When the Declaration of Independence was quoted at the top of Saletan's first article in this series I had a sense that the question raised was whether the principle of egalitarianism as one of the bases for our democratic system was being questioned. I tried to post to lay out some of the other arguments for egalitarianism (universal treatment before the law, or blind justice are other manifestations of this concept), but I don't post often and underestimated the amount of white noise in the Fray, especially surrounding this article apparently.

First of all, Natural Rights, which could be derived from "all men are created equal" can be justified on many grounds and through many interpretations. The most obvious might be that god created everyone as moral equals and thus every person is guaranteed certain inalienable rights, including equal treatment before the law (which would hold irrespective of IQ differences). In a Hobbsean sense, one could say that all men are created equal in the sense that each is equally capable of taking another's life and equally incapable of protecting his own on his own. This requires a government to guarantee certain fundamental rights or equal protection. In some sense, arguments for natural rights were already disprovable. Rousseau for example posited a state of nature where the first person was a solitary creature, which could be proved as historically, or anthropologically false, from which he built his philosophy.

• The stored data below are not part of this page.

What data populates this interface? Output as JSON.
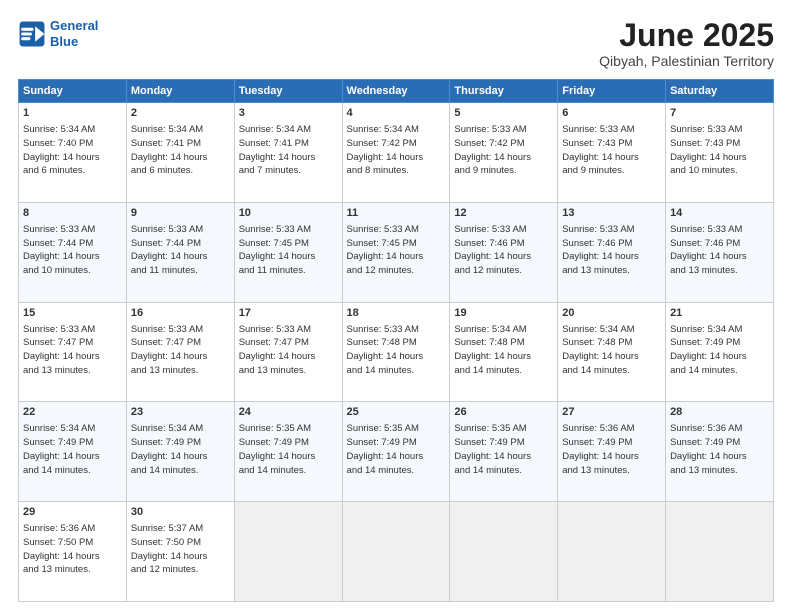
{
  "header": {
    "logo_line1": "General",
    "logo_line2": "Blue",
    "title": "June 2025",
    "subtitle": "Qibyah, Palestinian Territory"
  },
  "columns": [
    "Sunday",
    "Monday",
    "Tuesday",
    "Wednesday",
    "Thursday",
    "Friday",
    "Saturday"
  ],
  "weeks": [
    [
      {
        "day": "1",
        "lines": [
          "Sunrise: 5:34 AM",
          "Sunset: 7:40 PM",
          "Daylight: 14 hours",
          "and 6 minutes."
        ]
      },
      {
        "day": "2",
        "lines": [
          "Sunrise: 5:34 AM",
          "Sunset: 7:41 PM",
          "Daylight: 14 hours",
          "and 6 minutes."
        ]
      },
      {
        "day": "3",
        "lines": [
          "Sunrise: 5:34 AM",
          "Sunset: 7:41 PM",
          "Daylight: 14 hours",
          "and 7 minutes."
        ]
      },
      {
        "day": "4",
        "lines": [
          "Sunrise: 5:34 AM",
          "Sunset: 7:42 PM",
          "Daylight: 14 hours",
          "and 8 minutes."
        ]
      },
      {
        "day": "5",
        "lines": [
          "Sunrise: 5:33 AM",
          "Sunset: 7:42 PM",
          "Daylight: 14 hours",
          "and 9 minutes."
        ]
      },
      {
        "day": "6",
        "lines": [
          "Sunrise: 5:33 AM",
          "Sunset: 7:43 PM",
          "Daylight: 14 hours",
          "and 9 minutes."
        ]
      },
      {
        "day": "7",
        "lines": [
          "Sunrise: 5:33 AM",
          "Sunset: 7:43 PM",
          "Daylight: 14 hours",
          "and 10 minutes."
        ]
      }
    ],
    [
      {
        "day": "8",
        "lines": [
          "Sunrise: 5:33 AM",
          "Sunset: 7:44 PM",
          "Daylight: 14 hours",
          "and 10 minutes."
        ]
      },
      {
        "day": "9",
        "lines": [
          "Sunrise: 5:33 AM",
          "Sunset: 7:44 PM",
          "Daylight: 14 hours",
          "and 11 minutes."
        ]
      },
      {
        "day": "10",
        "lines": [
          "Sunrise: 5:33 AM",
          "Sunset: 7:45 PM",
          "Daylight: 14 hours",
          "and 11 minutes."
        ]
      },
      {
        "day": "11",
        "lines": [
          "Sunrise: 5:33 AM",
          "Sunset: 7:45 PM",
          "Daylight: 14 hours",
          "and 12 minutes."
        ]
      },
      {
        "day": "12",
        "lines": [
          "Sunrise: 5:33 AM",
          "Sunset: 7:46 PM",
          "Daylight: 14 hours",
          "and 12 minutes."
        ]
      },
      {
        "day": "13",
        "lines": [
          "Sunrise: 5:33 AM",
          "Sunset: 7:46 PM",
          "Daylight: 14 hours",
          "and 13 minutes."
        ]
      },
      {
        "day": "14",
        "lines": [
          "Sunrise: 5:33 AM",
          "Sunset: 7:46 PM",
          "Daylight: 14 hours",
          "and 13 minutes."
        ]
      }
    ],
    [
      {
        "day": "15",
        "lines": [
          "Sunrise: 5:33 AM",
          "Sunset: 7:47 PM",
          "Daylight: 14 hours",
          "and 13 minutes."
        ]
      },
      {
        "day": "16",
        "lines": [
          "Sunrise: 5:33 AM",
          "Sunset: 7:47 PM",
          "Daylight: 14 hours",
          "and 13 minutes."
        ]
      },
      {
        "day": "17",
        "lines": [
          "Sunrise: 5:33 AM",
          "Sunset: 7:47 PM",
          "Daylight: 14 hours",
          "and 13 minutes."
        ]
      },
      {
        "day": "18",
        "lines": [
          "Sunrise: 5:33 AM",
          "Sunset: 7:48 PM",
          "Daylight: 14 hours",
          "and 14 minutes."
        ]
      },
      {
        "day": "19",
        "lines": [
          "Sunrise: 5:34 AM",
          "Sunset: 7:48 PM",
          "Daylight: 14 hours",
          "and 14 minutes."
        ]
      },
      {
        "day": "20",
        "lines": [
          "Sunrise: 5:34 AM",
          "Sunset: 7:48 PM",
          "Daylight: 14 hours",
          "and 14 minutes."
        ]
      },
      {
        "day": "21",
        "lines": [
          "Sunrise: 5:34 AM",
          "Sunset: 7:49 PM",
          "Daylight: 14 hours",
          "and 14 minutes."
        ]
      }
    ],
    [
      {
        "day": "22",
        "lines": [
          "Sunrise: 5:34 AM",
          "Sunset: 7:49 PM",
          "Daylight: 14 hours",
          "and 14 minutes."
        ]
      },
      {
        "day": "23",
        "lines": [
          "Sunrise: 5:34 AM",
          "Sunset: 7:49 PM",
          "Daylight: 14 hours",
          "and 14 minutes."
        ]
      },
      {
        "day": "24",
        "lines": [
          "Sunrise: 5:35 AM",
          "Sunset: 7:49 PM",
          "Daylight: 14 hours",
          "and 14 minutes."
        ]
      },
      {
        "day": "25",
        "lines": [
          "Sunrise: 5:35 AM",
          "Sunset: 7:49 PM",
          "Daylight: 14 hours",
          "and 14 minutes."
        ]
      },
      {
        "day": "26",
        "lines": [
          "Sunrise: 5:35 AM",
          "Sunset: 7:49 PM",
          "Daylight: 14 hours",
          "and 14 minutes."
        ]
      },
      {
        "day": "27",
        "lines": [
          "Sunrise: 5:36 AM",
          "Sunset: 7:49 PM",
          "Daylight: 14 hours",
          "and 13 minutes."
        ]
      },
      {
        "day": "28",
        "lines": [
          "Sunrise: 5:36 AM",
          "Sunset: 7:49 PM",
          "Daylight: 14 hours",
          "and 13 minutes."
        ]
      }
    ],
    [
      {
        "day": "29",
        "lines": [
          "Sunrise: 5:36 AM",
          "Sunset: 7:50 PM",
          "Daylight: 14 hours",
          "and 13 minutes."
        ]
      },
      {
        "day": "30",
        "lines": [
          "Sunrise: 5:37 AM",
          "Sunset: 7:50 PM",
          "Daylight: 14 hours",
          "and 12 minutes."
        ]
      },
      null,
      null,
      null,
      null,
      null
    ]
  ]
}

However, the larger point is that egalitarianism must first be defined as equality in the face of the law/government, and can be defended on many different theoretical grounds. The argument could be made that egalitarianism is derived from the concept of blind justice that was established as the principle of universal application in common law inherited in this country and the founding documents are attempts to enshrine this principle instead of the place where it emanates from. Utilitarians have argued for egalitarianism as well as advocates of social justice.

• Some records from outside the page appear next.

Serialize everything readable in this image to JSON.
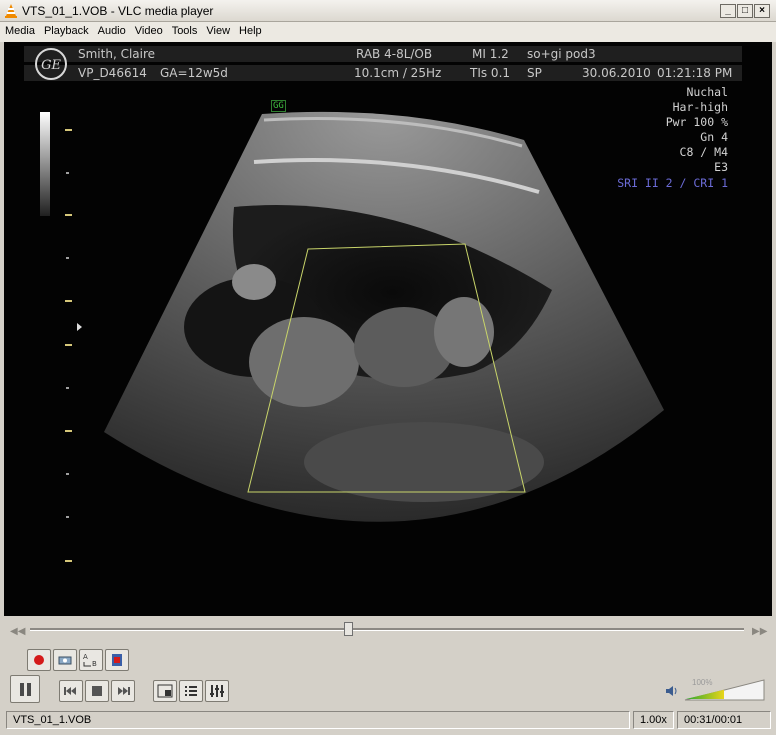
{
  "window": {
    "title": "VTS_01_1.VOB - VLC media player"
  },
  "menu": [
    "Media",
    "Playback",
    "Audio",
    "Video",
    "Tools",
    "View",
    "Help"
  ],
  "ultrasound": {
    "patient_name": "Smith, Claire",
    "patient_id": "VP_D46614",
    "ga": "GA=12w5d",
    "probe": "RAB 4-8L/OB",
    "depth_freq": "10.1cm / 25Hz",
    "mi": "MI  1.2",
    "tis": "TIs  0.1",
    "preset": "so+gi pod3",
    "sp": "SP",
    "date": "30.06.2010",
    "time": "01:21:18 PM",
    "params": [
      "Nuchal",
      "Har-high",
      "Pwr 100 %",
      "Gn  4",
      "C8 / M4",
      "E3"
    ],
    "sri": "SRI II 2 / CRI 1",
    "gg_mark": "GG"
  },
  "controls": {
    "volume_label": "100%",
    "volume_level": 1.0,
    "seek_position": 0.446
  },
  "status": {
    "filename": "VTS_01_1.VOB",
    "speed": "1.00x",
    "time": "00:31/00:01"
  },
  "colors": {
    "sri_text": "#6b6bd6",
    "volume_low": "#2fa82f",
    "volume_high": "#e8d51a",
    "record": "#d41a1a"
  }
}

More to the point, genetics isn't the first principle that has flown in the face of the concept of "all men are created equal". Very few people ever expected the nature versus nurture argument to end up completely as a victory for nurture (if circumstance defines possibility completely than all people are truly born equally capable), except for maybe B.F. Skinner. There are many examples of governmental/legal systems where the way the government treats you is based on who you are. Think Rome allowing the people it conquered to keep their own legal systems as separate from their own. Look to Latin America (or maybe even the United States now) where military personnel have a separate legal code that applies when officers are off duty and holds civilians accountable when they have a conflict with military personnel. The egalitarian system is one that we were lucky enough to inherit and one that doesn't exist still in much of the world. There are many strong justifications for why it is the best and fairest possible that don't rely on the literal truth that "all men are created equal". That being said, genetic differences in IQ is among a long list of arguments against it. One might say that legal egalitarianism is a separate principle from how the government should form policy (presumably targeting it with the most information it has), but I think it is extremely pertinent because all government policy should be egalitarian (universal, blind) because individual liberty means that the individual has a fundamental right to choose instead of having been chosen for.